= Sigma approximation =

Animation of the additive synthesis of a square wave with an increasing number of harmonics by way of the σ-approximation with p=1

In mathematics, σ-approximation adjusts a Fourier summation to greatly reduce the Gibbs phenomenon, which would otherwise occur at discontinuities.
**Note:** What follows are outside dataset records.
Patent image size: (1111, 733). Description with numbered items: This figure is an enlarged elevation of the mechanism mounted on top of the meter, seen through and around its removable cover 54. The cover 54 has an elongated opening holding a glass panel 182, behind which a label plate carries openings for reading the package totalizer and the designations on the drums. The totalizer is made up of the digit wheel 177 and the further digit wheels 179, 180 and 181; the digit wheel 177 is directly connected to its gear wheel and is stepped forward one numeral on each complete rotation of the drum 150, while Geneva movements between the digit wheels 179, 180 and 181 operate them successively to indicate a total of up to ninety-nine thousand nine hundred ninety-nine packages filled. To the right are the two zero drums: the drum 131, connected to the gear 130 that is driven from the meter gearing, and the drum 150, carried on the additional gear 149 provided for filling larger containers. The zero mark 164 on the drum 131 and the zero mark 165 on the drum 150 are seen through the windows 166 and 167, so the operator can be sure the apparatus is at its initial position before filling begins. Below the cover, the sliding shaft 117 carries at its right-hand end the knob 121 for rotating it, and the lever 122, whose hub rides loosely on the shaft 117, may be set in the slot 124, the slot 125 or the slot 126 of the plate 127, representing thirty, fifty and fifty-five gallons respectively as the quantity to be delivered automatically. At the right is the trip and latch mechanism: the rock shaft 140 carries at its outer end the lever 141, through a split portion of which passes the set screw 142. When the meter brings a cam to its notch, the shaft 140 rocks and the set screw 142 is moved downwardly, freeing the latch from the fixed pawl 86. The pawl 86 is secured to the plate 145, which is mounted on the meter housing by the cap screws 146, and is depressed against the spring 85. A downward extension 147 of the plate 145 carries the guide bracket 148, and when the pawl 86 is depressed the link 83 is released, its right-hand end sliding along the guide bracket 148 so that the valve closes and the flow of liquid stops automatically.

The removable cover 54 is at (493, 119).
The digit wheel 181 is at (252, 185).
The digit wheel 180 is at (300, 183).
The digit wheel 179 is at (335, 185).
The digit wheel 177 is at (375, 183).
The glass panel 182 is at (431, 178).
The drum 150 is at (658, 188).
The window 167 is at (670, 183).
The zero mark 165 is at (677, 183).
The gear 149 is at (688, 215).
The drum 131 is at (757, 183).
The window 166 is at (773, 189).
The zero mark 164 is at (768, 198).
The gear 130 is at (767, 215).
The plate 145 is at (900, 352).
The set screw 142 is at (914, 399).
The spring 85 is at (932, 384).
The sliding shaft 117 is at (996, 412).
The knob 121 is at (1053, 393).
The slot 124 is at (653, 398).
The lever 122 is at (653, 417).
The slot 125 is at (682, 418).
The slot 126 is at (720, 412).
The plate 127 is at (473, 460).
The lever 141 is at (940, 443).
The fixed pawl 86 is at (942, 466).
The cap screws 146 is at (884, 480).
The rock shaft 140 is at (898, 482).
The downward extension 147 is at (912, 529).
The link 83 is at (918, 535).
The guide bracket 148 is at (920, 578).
An m-1-term, σ-approximated summation for a series of period T can be written as follows:
$$s(\theta) = \frac{1}{2} a_0 + \sum_{k=1}^{m-1} \left(\operatorname{sinc} \frac{k}{m}\right)^{p} \cdot \left[a_{k} \cos \left( \frac{2 \pi k}{T} \theta \right) + b_k \sin \left( \frac{2 \pi k}{T} \theta \right) \right],$$
in terms of the normalized sinc function:
$$\operatorname{sinc} x = \frac{\sin \pi x}{\pi x}.$$
$a_{k}$ and $b_{k}$ are the typical Fourier Series coefficients, and p, a non negative parameter, determines the amount of smoothening applied, where higher values of p further reduce the Gibbs phenomenon but can overly smoothen the representation of the function.

The term
$$\left(\operatorname{sinc} \frac{k}{m}\right)^{p}$$
is the Lanczos σ factor, which is responsible for eliminating most of the Gibbs phenomenon. This is sampling the right side of the main lobe of the $\operatorname{sinc}$ function to rolloff the higher frequency Fourier Series coefficients.
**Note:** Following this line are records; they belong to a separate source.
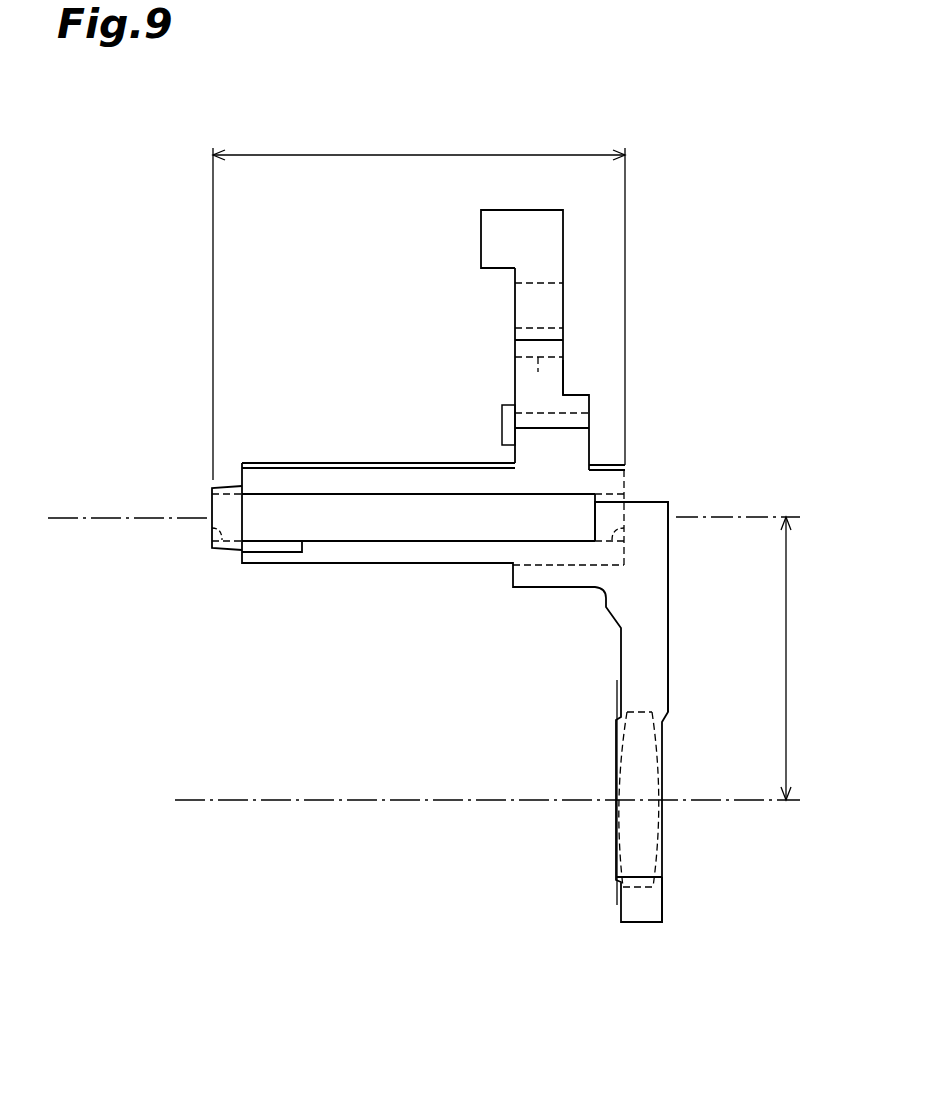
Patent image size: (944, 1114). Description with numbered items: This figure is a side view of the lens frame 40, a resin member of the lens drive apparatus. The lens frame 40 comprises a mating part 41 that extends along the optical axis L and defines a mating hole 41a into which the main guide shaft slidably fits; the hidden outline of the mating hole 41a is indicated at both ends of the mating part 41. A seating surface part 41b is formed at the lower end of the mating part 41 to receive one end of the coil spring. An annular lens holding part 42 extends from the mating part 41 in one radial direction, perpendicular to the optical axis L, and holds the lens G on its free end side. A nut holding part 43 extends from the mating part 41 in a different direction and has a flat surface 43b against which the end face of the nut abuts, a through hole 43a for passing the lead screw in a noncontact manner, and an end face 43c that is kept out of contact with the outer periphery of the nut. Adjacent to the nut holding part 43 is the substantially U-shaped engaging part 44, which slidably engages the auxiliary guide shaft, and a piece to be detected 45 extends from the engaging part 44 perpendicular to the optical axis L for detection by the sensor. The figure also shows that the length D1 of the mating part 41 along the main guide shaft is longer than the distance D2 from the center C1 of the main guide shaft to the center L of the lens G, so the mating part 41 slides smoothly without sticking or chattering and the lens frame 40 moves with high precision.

The lens frame 40 is at (678, 447).
The mating part 41 is at (432, 577).
The mating hole 41a is at (210, 528).
The seating surface part 41b is at (242, 559).
The lens holding part 42 is at (652, 903).
The nut holding part 43 is at (570, 362).
The through hole 43a is at (538, 372).
The flat surface 43b is at (567, 386).
The end face 43c is at (576, 390).
The engaging part 44 is at (508, 310).
The piece to be detected 45 is at (493, 237).
The lens G is at (663, 870).
The optical axis L is at (460, 810).
The center of the main guide shaft C1 is at (100, 517).
The length of the mating part D1 is at (419, 304).
The distance from the center of the main guide shaft to the center of the lens D2 is at (752, 658).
As is known by the uncertainty principle, having a sharp cutoff in the frequency domain (cutting off the Fourier series abruptly without adjusting coefficients) causes a wide spread of information in the time domain (equivalent to large amounts of ringing).

This can also be understood as applying a window function to the Fourier series coefficients to balance maintaining a fast rise time (analogous to a narrow transition band) and small amounts of ringing (analogous to stopband attenuation).